Re: New to AOPA Hangar but not to flying

Posted by Daniel Columbus on Nov 2, 2018 10:27 pm

And yet Mark at Tulsair indicated their A&P/IA-licensed mechanics could do the work under Part 65 rather than their Part 145 repair station certificate if you provided the manuals.

Ronald Levy

I'm not sure what your issue is about this. The person I talked to at Tulsair said that they could not do the work. I asked him if there was anybody he knew of at KNQA that could do the work. He said that CTI will only work on their own aircraft and he did not know of anybody else at KNQA that could do the work. He suggested I check with the Total Air Group at Memphis International. Also, when I talked to him, I stated I had all logbooks AND MANUALS. I do believe an aircraft owner should have all manuals concerning their aircraft.

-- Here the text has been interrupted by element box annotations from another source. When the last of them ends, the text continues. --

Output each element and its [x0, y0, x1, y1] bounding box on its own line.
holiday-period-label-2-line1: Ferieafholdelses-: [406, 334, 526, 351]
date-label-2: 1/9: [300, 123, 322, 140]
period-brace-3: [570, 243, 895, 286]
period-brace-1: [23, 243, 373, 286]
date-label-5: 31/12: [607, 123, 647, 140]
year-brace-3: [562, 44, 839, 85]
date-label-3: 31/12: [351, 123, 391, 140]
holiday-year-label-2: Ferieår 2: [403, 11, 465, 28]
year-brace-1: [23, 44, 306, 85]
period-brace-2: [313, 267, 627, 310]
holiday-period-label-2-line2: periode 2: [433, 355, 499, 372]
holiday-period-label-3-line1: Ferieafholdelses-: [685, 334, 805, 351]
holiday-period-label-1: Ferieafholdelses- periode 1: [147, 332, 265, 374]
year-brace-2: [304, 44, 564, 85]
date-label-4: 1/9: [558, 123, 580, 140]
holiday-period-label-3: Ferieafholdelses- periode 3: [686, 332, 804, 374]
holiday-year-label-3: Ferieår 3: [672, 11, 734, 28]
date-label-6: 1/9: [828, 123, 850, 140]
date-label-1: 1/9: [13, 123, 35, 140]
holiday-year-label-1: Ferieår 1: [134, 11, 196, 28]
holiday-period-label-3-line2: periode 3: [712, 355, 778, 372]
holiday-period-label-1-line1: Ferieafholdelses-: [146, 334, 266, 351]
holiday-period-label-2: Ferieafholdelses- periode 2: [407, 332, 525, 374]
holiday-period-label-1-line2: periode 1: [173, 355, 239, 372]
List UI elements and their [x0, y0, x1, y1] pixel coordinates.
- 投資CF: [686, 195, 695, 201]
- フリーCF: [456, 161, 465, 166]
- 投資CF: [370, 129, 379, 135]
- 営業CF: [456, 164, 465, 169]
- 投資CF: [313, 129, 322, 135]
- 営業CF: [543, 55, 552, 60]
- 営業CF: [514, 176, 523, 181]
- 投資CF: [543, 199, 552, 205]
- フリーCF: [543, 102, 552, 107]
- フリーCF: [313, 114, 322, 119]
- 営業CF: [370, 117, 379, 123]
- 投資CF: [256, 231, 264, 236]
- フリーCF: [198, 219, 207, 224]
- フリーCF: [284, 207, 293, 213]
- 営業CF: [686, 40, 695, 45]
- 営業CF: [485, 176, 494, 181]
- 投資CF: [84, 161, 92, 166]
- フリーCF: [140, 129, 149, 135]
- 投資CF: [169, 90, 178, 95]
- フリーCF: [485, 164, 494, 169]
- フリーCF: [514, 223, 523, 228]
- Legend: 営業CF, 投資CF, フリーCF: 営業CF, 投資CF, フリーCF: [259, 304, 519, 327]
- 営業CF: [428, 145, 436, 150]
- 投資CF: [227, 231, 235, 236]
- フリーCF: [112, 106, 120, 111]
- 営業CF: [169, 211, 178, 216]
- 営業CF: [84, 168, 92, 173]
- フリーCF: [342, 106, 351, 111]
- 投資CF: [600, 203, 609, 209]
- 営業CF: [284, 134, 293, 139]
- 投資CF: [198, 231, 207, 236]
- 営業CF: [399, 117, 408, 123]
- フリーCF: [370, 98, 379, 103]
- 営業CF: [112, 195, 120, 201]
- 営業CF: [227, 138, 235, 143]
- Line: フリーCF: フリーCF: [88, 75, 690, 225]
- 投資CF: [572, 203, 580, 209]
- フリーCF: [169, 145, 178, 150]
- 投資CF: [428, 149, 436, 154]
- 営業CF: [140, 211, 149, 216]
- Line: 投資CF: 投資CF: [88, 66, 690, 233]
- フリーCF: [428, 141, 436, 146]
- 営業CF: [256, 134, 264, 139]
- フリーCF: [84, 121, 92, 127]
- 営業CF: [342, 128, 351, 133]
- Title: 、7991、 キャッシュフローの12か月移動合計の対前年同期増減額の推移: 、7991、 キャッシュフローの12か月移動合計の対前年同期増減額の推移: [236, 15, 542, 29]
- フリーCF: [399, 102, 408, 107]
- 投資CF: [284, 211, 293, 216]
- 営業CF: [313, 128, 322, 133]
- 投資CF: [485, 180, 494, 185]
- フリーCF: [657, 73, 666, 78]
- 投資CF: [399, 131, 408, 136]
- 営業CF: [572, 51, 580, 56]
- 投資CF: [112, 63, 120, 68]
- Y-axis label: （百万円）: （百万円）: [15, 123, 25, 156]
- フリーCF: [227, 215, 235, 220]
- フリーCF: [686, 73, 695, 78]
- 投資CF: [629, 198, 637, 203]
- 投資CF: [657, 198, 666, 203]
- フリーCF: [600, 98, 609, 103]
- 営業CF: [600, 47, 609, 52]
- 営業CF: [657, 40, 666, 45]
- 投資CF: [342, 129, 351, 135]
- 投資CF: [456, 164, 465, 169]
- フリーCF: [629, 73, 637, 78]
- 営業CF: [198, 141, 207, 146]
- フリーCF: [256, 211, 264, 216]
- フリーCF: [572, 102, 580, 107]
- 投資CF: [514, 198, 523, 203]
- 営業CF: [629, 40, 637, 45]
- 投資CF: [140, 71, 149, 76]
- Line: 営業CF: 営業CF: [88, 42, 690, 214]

Re: New to AOPA Hangar but not to flying

Posted by Donald Shelley on Nov 5, 2018 9:43 am

Welcome back to the left seat Daniel.  I live a few miles south of Memphis and keep my PA28 at West Memphis.  I’m a retired A&P (FedEx) and meet often with friends, retired or still active in maintenance, avionics and other aviation related skills.  I’d enjoy meeting you, seeing your airplane and share a few opinions about all those things that make up our aviation hobbies and careers .  Glad to see you found someone to get and keep your airplane up to airworthy standards.  There are several very qualified Piper guys in the area.  The shop at West Memphis being among the best.  Always have the coffee machine ready at my hangar at West Memphis.   

Re: New to AOPA Hangar but not to flying

Posted by Tim Hill on Nov 5, 2018 1:25 pm

I recently purchased a Twin Comanche after 22 years of flying. Fortunately the mechanic which did my work prior to getting out of Flying is still in business.  He did my annual and he knows Piper aircraft.  He is based in Clarksville AR.  You might give him a call 479 705 1250.